I did it because I’m human, and to be human is to want to and need to belong.

But only for a moment does Augustine entertain this. He rejects it as a separate motive from the nothing of the theft:

So it is not true to say that I loved nothing other than the theft? Ah, but it is true, because that gang-mentality too was a nothing.

“Gang-mentality” is a gloss of illud, a demonstrative pronoun which refers us back to the slippery term consortium. It licenses us to ask what further thing we might say about it – hence, I think, the loose translation. Belonging in all its intensity and frenzy of feeling.

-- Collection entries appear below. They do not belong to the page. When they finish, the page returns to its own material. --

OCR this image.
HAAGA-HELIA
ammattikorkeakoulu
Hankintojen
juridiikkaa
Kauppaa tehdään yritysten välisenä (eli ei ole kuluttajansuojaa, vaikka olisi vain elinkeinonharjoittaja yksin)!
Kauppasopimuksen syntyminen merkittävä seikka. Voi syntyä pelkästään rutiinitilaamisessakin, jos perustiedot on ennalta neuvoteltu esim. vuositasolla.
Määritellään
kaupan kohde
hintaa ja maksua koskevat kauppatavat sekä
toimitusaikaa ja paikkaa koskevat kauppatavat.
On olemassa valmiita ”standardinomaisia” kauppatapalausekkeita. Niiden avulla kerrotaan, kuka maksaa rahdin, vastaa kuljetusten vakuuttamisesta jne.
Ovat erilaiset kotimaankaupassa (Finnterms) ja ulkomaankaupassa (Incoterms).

Augustine surrenders to the social for the sake of the social, for the sake of belonging. In this moment, the social becomes his framework for intelligible action. It provides him with the explanation and justification for what he did – yet falsely so, he says now, and maybe even felt then. Now he confesses this “motive’ carried the seed of his own destruction. This because of, not in spite of, his nature as a social creature.

Salvation does not come from the social as such; society can only be saved from itself. This is Augustine’s view. It’s a difficult view to hear in this age of secular immanence. We believe in society because we have to believe in it. Nothing else can tell us who we are, nothing else can justify us, actualize us, sustain us – and maybe nothing else ever has. Society itself has become our religion. As one author puts it, it is “our supreme superstition.”

Whoever this our or we might include, we might do well to juxtapose Roberto Calasso’s suggestion to what Augustine has to say about the social in book 2, and everywhere else: “It is as though, after milennia, imagination had been stripped of its capacity to look beyond society in search of something that gives meaning to what is going on within society.”